EMC Question of the Week: January 2, 2023

schematic illustration of a transmission line with characteristic impedance, Z0, and load resistance, RL

Ideally, for EMC and signal integrity, digital signals should have matched terminations when the propagation delay is large compared to

  1. the transition time
  2. the bit width
  3. 1 nanosecond
  4. 1 picosecond (i.e., always)


The best answer is “a.” Although specific design advice varies, matched terminations and controlled impedance transmission lines are usually required when the propagation delay is greater than 1/6 to 1/2 the transition time of the digital signal. The bit width is not considered. (Although obviously, if the propagation delay is greater than the bit width, it is much greater than the transition time.)

One nanosecond is not a good rule of thumb, because it would require matching virtually all signals traveling more than 10-30 cm, even at slow data rates with controlled transition times.

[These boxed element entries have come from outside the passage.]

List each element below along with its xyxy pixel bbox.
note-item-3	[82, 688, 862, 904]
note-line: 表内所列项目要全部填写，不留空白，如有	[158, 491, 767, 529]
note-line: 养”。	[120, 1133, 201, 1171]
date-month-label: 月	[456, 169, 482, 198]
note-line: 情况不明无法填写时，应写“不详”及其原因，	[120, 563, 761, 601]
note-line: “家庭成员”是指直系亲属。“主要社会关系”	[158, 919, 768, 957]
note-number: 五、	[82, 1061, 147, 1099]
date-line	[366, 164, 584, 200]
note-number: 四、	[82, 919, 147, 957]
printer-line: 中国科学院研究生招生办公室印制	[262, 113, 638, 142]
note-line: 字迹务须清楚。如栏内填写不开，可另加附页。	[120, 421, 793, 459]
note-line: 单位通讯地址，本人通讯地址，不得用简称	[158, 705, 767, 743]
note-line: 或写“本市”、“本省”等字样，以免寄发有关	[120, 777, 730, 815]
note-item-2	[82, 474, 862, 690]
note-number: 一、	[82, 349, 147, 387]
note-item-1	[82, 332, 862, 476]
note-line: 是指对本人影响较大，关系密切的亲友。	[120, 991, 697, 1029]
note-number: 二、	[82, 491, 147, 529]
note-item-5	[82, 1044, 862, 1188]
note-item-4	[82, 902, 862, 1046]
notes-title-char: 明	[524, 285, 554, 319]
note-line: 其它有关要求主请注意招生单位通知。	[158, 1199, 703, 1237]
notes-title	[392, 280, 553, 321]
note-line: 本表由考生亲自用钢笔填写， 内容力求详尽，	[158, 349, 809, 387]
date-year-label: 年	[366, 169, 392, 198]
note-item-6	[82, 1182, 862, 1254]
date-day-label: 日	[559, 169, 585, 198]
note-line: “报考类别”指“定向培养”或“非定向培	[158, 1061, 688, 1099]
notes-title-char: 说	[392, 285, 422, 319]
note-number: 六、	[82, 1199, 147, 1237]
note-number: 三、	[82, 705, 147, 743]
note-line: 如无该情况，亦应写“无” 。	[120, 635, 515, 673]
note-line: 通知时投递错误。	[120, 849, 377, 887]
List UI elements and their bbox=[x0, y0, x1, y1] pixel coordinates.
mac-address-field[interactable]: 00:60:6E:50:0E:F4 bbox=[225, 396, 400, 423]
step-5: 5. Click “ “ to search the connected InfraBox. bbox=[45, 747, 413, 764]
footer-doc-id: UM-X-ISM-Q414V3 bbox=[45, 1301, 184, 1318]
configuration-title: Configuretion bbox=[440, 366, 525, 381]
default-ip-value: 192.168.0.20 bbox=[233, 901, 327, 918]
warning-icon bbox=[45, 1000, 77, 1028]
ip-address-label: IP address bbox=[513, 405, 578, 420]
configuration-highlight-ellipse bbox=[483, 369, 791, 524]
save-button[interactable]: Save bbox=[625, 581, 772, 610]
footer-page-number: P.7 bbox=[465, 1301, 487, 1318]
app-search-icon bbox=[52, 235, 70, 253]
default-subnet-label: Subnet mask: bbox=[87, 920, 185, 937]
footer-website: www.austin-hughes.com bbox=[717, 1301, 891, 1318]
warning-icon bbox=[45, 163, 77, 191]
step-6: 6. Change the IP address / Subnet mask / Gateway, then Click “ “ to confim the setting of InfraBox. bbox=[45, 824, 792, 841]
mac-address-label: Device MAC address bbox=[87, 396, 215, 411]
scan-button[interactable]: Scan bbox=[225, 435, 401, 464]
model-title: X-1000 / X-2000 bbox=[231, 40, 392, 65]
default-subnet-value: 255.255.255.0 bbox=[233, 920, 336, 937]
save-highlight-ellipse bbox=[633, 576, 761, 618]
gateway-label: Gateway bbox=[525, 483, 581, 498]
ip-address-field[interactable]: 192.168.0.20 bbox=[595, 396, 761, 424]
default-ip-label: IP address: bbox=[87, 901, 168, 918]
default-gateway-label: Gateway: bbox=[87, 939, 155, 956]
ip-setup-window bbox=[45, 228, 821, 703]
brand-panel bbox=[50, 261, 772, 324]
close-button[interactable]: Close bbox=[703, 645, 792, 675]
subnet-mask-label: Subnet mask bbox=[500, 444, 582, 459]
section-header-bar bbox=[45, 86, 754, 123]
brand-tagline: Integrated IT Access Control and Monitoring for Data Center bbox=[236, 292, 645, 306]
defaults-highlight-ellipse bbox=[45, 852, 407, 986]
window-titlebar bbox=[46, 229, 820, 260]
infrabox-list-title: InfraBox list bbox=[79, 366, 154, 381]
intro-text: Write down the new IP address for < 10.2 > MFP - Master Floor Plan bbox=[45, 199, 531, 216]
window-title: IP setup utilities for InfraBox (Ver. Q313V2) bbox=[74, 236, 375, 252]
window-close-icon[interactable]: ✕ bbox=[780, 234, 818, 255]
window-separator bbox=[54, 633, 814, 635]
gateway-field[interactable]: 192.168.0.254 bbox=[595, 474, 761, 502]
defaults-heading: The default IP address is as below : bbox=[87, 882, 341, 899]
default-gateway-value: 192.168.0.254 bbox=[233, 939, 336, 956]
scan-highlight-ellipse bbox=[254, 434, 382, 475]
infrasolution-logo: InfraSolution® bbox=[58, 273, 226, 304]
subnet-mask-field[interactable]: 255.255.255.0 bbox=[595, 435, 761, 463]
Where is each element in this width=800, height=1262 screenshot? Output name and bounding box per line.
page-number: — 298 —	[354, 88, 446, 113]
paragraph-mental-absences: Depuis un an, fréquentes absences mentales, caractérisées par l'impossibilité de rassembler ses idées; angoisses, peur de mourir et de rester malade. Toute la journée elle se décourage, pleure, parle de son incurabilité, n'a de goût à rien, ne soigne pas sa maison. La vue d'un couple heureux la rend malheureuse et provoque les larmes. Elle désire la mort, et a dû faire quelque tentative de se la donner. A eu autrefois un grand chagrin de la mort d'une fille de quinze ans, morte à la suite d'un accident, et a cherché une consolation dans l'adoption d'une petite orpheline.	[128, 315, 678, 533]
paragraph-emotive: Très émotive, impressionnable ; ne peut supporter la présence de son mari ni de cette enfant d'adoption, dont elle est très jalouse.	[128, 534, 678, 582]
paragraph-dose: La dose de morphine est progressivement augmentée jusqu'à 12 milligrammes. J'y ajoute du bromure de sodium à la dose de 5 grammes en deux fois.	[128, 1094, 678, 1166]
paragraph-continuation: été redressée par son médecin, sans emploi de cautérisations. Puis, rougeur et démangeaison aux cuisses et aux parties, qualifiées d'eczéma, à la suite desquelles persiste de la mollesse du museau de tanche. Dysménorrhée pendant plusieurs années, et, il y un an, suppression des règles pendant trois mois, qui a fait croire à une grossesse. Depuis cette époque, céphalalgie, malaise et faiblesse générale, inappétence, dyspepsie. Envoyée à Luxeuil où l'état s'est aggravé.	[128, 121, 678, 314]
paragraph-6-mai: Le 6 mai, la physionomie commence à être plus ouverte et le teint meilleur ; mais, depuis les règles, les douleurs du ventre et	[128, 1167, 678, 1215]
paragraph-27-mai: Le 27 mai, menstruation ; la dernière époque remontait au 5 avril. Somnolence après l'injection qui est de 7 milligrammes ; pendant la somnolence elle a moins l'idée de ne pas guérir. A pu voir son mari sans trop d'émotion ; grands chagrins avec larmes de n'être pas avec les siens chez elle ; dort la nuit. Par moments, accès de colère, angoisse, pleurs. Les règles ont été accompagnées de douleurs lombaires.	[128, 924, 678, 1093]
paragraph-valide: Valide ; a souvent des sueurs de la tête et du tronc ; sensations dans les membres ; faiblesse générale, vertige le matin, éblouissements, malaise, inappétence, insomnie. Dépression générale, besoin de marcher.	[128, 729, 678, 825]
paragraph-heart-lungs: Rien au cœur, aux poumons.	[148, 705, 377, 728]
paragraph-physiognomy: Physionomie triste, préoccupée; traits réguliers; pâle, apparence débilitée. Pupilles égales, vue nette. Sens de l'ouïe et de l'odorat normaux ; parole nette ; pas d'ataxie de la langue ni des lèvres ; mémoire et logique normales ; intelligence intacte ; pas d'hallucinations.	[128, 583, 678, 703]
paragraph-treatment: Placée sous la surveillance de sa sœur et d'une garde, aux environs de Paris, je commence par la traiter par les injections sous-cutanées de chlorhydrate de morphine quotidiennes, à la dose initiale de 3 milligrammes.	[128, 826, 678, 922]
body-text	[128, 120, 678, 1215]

It's also not correct to say that matching is always desirable from an EMC and signal integrity standpoint. Matched transmission lines generally consume more power, limit design options, and cost more. They may also convey noise more readily and be more difficult to filter. 

In situations where the propagation delay is much greater than the transition time, the first option to consider is whether the transition time can be increased. This option reduces the bandwidth of the signal and can significantly reduce the power bus noise. Matching is the option of last resort, but it is often necessary when sending high-speed signals significant distances.